The report was released a day before Fort
Lauderdale, Florida, was set to vote “on the city’s third ordinance this
year that will target the life-sustaining activities of people
experiencing homelessness,” the NCH said in a news release.
“If the biggest crimes we had to worry about
in this country were sitting, sleeping (in public places) and eating and
sharing food, we would be in a freaking good state,” said Paul Boden,
director of Western Regional Advocacy Project, the organization that
launched the Homeless Bill of Rights campaign, an ongoing movement to introduce legislation in California and Oregon to “overturn local laws targeted to remove people from public space.”
The NCH report outlines different means by which various
jurisdictions allegedly restrict food-sharing. One is the passage of
laws requiring a permit to distribute food in public places such as
parks. Another is a requirement to “comply with stringent food-safety
regulations,” the report said.
A third means — the “most difficult to
measure,” according to NCH — involves community-level restrictions
imposed by home-owners and businesses that do not want homeless people
“in their backyard.” This takes the form of pressuring food-distributing
organizations to either stop their activities or to relocate their
programs to other areas so that homeless people are not “attracted to
their communities.”
“Regardless of income and housing status,
people are going to perform these activities (like sharing and eating
food), but only a homeless person is going to see the inside of a jail
cell for performing these activities,” Boden said, adding that local
governments are passing laws that they know people are going to break.

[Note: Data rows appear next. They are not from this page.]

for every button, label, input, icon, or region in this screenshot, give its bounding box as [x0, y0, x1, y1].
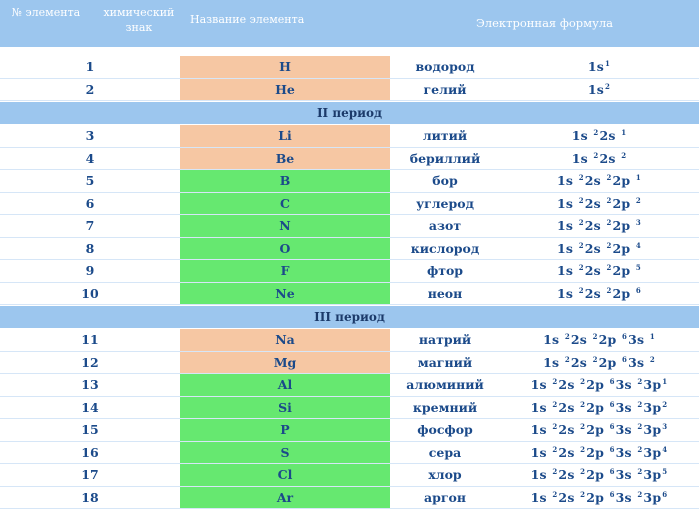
element-name: фосфор — [390, 419, 500, 442]
table-row — [0, 397, 699, 420]
formula-term: 1s — [572, 128, 593, 143]
element-number: 17 — [0, 464, 180, 487]
formula-exponent: 6 — [610, 400, 615, 409]
formula-exponent: 2 — [621, 151, 626, 160]
table-header-row — [0, 0, 699, 49]
formula-exponent: 2 — [580, 445, 585, 454]
formula-exponent: 2 — [552, 377, 557, 386]
formula-term: 3s — [616, 490, 637, 505]
formula-term: 3p — [643, 377, 661, 392]
electron-formula — [500, 329, 699, 352]
table-row — [0, 260, 699, 283]
formula-exponent: 2 — [580, 400, 585, 409]
table-row — [0, 215, 699, 238]
formula-exponent: 1 — [662, 377, 667, 386]
formula-exponent: 2 — [606, 241, 611, 250]
electron-formula — [500, 56, 699, 79]
formula-term: 2p — [599, 355, 621, 370]
formula-exponent: 6 — [662, 490, 667, 499]
formula-term: 2p — [586, 467, 608, 482]
element-name: литий — [390, 125, 500, 148]
header-number: № элемента — [0, 5, 92, 20]
formula-exponent: 6 — [610, 422, 615, 431]
formula-exponent: 2 — [579, 196, 584, 205]
formula-term: 1s — [588, 82, 604, 97]
element-symbol: Be — [180, 148, 390, 171]
formula-term: 1s — [531, 490, 552, 505]
table-row — [0, 374, 699, 397]
formula-term: 1s — [557, 241, 578, 256]
element-number: 14 — [0, 397, 180, 420]
element-name: бор — [390, 170, 500, 193]
header-formula: Электронная формула — [390, 0, 699, 49]
header-symbol: химический знак — [92, 5, 180, 35]
formula-term: 2p — [613, 263, 635, 278]
formula-term: 2p — [613, 286, 635, 301]
formula-term: 2s — [558, 445, 579, 460]
electron-formula — [500, 148, 699, 171]
formula-exponent: 1 — [650, 332, 655, 341]
element-number: 7 — [0, 215, 180, 238]
formula-exponent: 2 — [579, 286, 584, 295]
formula-exponent: 2 — [552, 490, 557, 499]
element-symbol: Mg — [180, 352, 390, 375]
table-row — [0, 487, 699, 509]
electron-formula — [500, 79, 699, 102]
element-number: 6 — [0, 193, 180, 216]
table-row — [0, 464, 699, 487]
formula-exponent: 6 — [622, 332, 627, 341]
formula-exponent: 1 — [605, 59, 610, 68]
formula-term: 2p — [586, 377, 608, 392]
formula-exponent: 2 — [650, 355, 655, 364]
period-label: II период — [0, 101, 699, 125]
period-row — [0, 305, 699, 329]
formula-term: 2s — [585, 241, 606, 256]
electron-formula — [500, 397, 699, 420]
element-name: углерод — [390, 193, 500, 216]
formula-exponent: 4 — [636, 241, 641, 250]
formula-exponent: 4 — [662, 445, 667, 454]
formula-exponent: 2 — [579, 173, 584, 182]
formula-term: 3p — [643, 490, 661, 505]
formula-exponent: 2 — [606, 218, 611, 227]
formula-exponent: 5 — [662, 467, 667, 476]
element-number: 13 — [0, 374, 180, 397]
electron-formula — [500, 215, 699, 238]
element-number: 3 — [0, 125, 180, 148]
formula-term: 2p — [613, 173, 635, 188]
formula-term: 2s — [558, 377, 579, 392]
table-row — [0, 193, 699, 216]
element-name: сера — [390, 442, 500, 465]
electron-formula — [500, 238, 699, 261]
formula-exponent: 2 — [593, 355, 598, 364]
formula-term: 2p — [599, 332, 621, 347]
formula-term: 2p — [613, 241, 635, 256]
formula-term: 2p — [586, 422, 608, 437]
table-row — [0, 442, 699, 465]
formula-term: 1s — [557, 173, 578, 188]
element-symbol: Ar — [180, 487, 390, 509]
table-row — [0, 148, 699, 171]
electron-formula — [500, 283, 699, 306]
element-name: азот — [390, 215, 500, 238]
formula-term: 2s — [585, 286, 606, 301]
formula-exponent: 2 — [637, 490, 642, 499]
formula-exponent: 2 — [605, 82, 610, 91]
formula-term: 1s — [543, 355, 564, 370]
formula-term: 1s — [531, 422, 552, 437]
formula-term: 3p — [643, 400, 661, 415]
formula-term: 2p — [586, 400, 608, 415]
element-symbol: He — [180, 79, 390, 102]
formula-term: 2s — [600, 128, 621, 143]
element-number: 10 — [0, 283, 180, 306]
element-number: 11 — [0, 329, 180, 352]
element-name: неон — [390, 283, 500, 306]
formula-term: 2s — [585, 218, 606, 233]
electron-formula — [500, 193, 699, 216]
element-name: фтор — [390, 260, 500, 283]
element-symbol: F — [180, 260, 390, 283]
formula-exponent: 6 — [610, 377, 615, 386]
formula-exponent: 2 — [552, 422, 557, 431]
electron-formula — [500, 487, 699, 509]
formula-term: 1s — [531, 467, 552, 482]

One in six people struggle to get enough to
eat in the United States, according to Feeding America, an organization
that works toward hunger relief.
In a December 2013 Hunger and Homelessness
Survey conducted by the United States Conference of Mayors, all but four
of the 25 surveyed cities reported an increase in requests for
emergency food assistance over the past year. Unemployment, low wages,
poverty and housing costs were the leading reasons for hunger, according
to the survey.
“In all of the responding cities, emergency
kitchens and food pantries had to reduce the quantity of food persons
could receive at each food pantry visit or the amount of food offered
per-meal at emergency kitchens,” the survey said. “In 78 percent of
these cities, they had to reduce the number of times a person or family
could visit a food pantry each month.”
In its report, the NCH recommends that protections for the homeless be added to city, county or state anti-discrimination laws.